MADRID/LONDON (Reuters) - Telecom equipment maker Ericsson (ERICb.ST) is in talks to merge its Spanish fiber services arm Abentel with a local firm and people familiar with the new CEO’s plans say he is scouting for more merger deals to cut costs and rebuild the group’s profits.
Borje Ekholm, who took up his CEO role in January, is under pressure by activist investor Cevian to accelerate cost-cutting after Ericsson’s three consecutive quarters in the red that have pushed its share price down 15 percent since January.
The Swedish company is concentrating on reducing its exposure to maintenance and roll-out services which require relatively highly paid staff.
Abentel, which provides fiber-related services, was bought by Ericsson just 15 months ago and Spanish tech engineering services provider Dominion (DOMI.MC) said on Wednesday it was in preliminary merger talks.
Network roll-out and maintenance services are labor-intensive, low-margin business that have traditionally been outsourced by telecom operators to companies like Ericsson, Nokia and Huawei. Ericsson is reviewing whether to sell or try to improve profits at these businesses, catching up with Nokia which made a similar move a few years ago.
“Ericsson needs to raise its margins and the idea is to merge Abentel and other network maintenance units with regional players to deconsolidate the workforce and costs stemming from these businesses,” said a source familiar with the plans.
Ericsson has yet to convince analysts it can hit its target to double 2016 margins beyond 2018.
The company declined to comment on Wednesday.
Ericsson said during its second quarter earnings that it had identified 42 services contracts, without naming them, with 2016 sales of SEK 7 billion ($861 million) which it will either exit, renegotiate or transform. To date, the company said it has already recast nine of these contracts resulting in an annualized profit improvement of about SEK 140 million ($17 million) going forward. Managed Services contributed about 13 percent of Ericsson’s total revenue in 2016.
Ekholm has quietly ended the company’s diversification push to serve non-telecom clients as he intends to refocus the business on core mobile network infrastructure.
The company, backed by prominent Wallenberg family-backed Investor AB and Industrivarden, faces mounting competition from China’s Huawei and Finland’s Nokia as well as weak emerging markets and falling spending by telecoms operators with demand for next-generation 5G technology still years away.

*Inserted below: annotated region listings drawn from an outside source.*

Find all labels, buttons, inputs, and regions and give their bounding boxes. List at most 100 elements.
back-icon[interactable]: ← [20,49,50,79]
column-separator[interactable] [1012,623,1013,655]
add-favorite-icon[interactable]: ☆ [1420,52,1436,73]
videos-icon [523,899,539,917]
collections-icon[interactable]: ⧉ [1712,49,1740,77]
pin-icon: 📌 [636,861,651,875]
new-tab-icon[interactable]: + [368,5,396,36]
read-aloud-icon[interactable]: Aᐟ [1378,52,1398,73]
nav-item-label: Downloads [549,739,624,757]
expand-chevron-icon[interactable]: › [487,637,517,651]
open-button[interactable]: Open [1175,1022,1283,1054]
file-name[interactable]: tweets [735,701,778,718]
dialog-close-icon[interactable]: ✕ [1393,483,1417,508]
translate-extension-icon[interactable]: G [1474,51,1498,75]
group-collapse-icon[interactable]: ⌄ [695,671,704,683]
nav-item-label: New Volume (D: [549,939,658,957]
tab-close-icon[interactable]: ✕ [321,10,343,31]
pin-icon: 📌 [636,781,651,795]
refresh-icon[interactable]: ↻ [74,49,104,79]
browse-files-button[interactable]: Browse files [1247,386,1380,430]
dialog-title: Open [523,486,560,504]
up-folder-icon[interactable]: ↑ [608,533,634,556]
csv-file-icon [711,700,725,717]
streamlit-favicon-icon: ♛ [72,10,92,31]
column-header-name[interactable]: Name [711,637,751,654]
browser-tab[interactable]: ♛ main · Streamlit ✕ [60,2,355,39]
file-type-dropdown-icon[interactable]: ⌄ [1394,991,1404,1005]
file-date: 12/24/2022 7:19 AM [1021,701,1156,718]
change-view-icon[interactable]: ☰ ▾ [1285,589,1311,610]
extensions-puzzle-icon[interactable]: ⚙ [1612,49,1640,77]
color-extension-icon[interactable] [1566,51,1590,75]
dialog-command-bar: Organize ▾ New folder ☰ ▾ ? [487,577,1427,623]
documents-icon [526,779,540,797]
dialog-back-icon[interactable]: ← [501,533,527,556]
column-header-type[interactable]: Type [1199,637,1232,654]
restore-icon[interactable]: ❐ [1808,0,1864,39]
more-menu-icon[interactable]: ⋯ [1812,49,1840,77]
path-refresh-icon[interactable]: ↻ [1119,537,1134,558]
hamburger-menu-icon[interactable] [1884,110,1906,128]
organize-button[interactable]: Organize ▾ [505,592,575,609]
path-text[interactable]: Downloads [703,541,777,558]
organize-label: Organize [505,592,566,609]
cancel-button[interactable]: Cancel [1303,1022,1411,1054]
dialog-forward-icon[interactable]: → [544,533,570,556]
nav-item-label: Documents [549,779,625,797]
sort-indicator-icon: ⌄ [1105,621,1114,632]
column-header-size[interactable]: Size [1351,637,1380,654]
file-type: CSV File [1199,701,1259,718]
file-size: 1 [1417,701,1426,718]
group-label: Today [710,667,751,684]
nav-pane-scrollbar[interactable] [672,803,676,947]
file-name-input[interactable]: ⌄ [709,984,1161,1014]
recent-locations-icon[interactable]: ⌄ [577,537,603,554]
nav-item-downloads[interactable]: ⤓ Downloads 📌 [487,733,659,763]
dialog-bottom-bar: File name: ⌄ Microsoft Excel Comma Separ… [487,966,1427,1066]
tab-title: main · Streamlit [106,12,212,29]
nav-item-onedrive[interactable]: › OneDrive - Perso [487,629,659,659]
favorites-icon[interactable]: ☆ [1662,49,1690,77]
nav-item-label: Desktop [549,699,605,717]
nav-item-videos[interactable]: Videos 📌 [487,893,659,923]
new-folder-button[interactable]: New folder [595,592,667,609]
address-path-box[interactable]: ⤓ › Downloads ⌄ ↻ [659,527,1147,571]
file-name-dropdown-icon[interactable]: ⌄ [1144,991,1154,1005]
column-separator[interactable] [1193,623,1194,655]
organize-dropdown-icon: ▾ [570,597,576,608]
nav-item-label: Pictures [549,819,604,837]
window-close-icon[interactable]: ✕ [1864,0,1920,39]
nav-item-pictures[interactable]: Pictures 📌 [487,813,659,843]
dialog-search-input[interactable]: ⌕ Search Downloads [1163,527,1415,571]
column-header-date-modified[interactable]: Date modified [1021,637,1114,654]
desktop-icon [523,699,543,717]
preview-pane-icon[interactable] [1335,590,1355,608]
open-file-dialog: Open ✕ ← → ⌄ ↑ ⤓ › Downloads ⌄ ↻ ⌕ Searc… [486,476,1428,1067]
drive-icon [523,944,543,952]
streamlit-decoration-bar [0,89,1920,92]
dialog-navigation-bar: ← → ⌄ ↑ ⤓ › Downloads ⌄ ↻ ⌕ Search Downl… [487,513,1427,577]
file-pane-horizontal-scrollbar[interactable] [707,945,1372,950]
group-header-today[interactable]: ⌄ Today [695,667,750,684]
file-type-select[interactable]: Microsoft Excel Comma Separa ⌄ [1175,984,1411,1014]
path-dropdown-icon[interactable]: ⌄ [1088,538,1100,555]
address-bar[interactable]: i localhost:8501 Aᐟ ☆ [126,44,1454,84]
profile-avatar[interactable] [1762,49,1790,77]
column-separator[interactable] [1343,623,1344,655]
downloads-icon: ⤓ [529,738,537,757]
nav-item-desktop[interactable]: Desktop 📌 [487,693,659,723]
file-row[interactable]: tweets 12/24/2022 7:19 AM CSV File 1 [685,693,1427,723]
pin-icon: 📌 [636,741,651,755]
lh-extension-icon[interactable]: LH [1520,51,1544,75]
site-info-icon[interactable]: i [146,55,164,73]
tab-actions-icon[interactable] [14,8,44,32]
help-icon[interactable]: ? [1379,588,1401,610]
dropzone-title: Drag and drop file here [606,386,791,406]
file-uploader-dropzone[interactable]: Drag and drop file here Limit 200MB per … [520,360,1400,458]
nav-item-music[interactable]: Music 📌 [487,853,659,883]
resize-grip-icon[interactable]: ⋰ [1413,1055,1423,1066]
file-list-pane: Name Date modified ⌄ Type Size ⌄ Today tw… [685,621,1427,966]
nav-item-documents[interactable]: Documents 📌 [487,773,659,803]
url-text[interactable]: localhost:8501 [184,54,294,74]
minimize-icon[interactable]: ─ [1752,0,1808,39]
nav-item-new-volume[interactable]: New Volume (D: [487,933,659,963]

While the move to exit loss-making contracts is widely seen as positive by investors who have long been waiting to see material cost-cutting, some analysts such as Credit Suisse and independent firm Arete Research have expressed concerns that slashing large business areas could dent revenue and destabilize the business.
Credit Suisse recently downgraded the gear maker to underperform on the basis that management’s mid-term margins target were too optimistic and that the risks of divesting loss-making assets are “not fully appreciated”. The broker also cut the company’s 2018 revenue estimate by 4 percent.
Ericsson bought Abentel for about 20-30 million euros as part of a push to grow in fiber fixed line services and yield increasing bandwidth requirements driven by video services. It is now hoping to make significant savings by gradually offloading its high-pay workforce.
Ericsson also lost a managed services contract in Italy with Wind and 3 Italia at the end of last year and is currently reviewing strategic options for its operations there, according to another source close to Ericsson. The company has announced 400 job losses in Italy but the number could increase in the absence of a strategic tie-up, said the source.
Ericsson employs about 3,200 people in Spain and is expected to cut about 30 percent of its staff in its Networks division and areas other than Managed Services. But if it fails to merge Abentel, its 550 employees could be at risk, potentially pushing higher the total number of layoffs, said local sources familiar with the plan.
Earlier this year, the Swedish press reported that Ericsson could shed about 25,000 employees outside Sweden as part of its cost-cutting drive. Ericsson didn’t confirm or deny the report. Sources close to the company have since told Reuters that the final number was likely to be even higher. Ericsson employs about 109,000 people globally.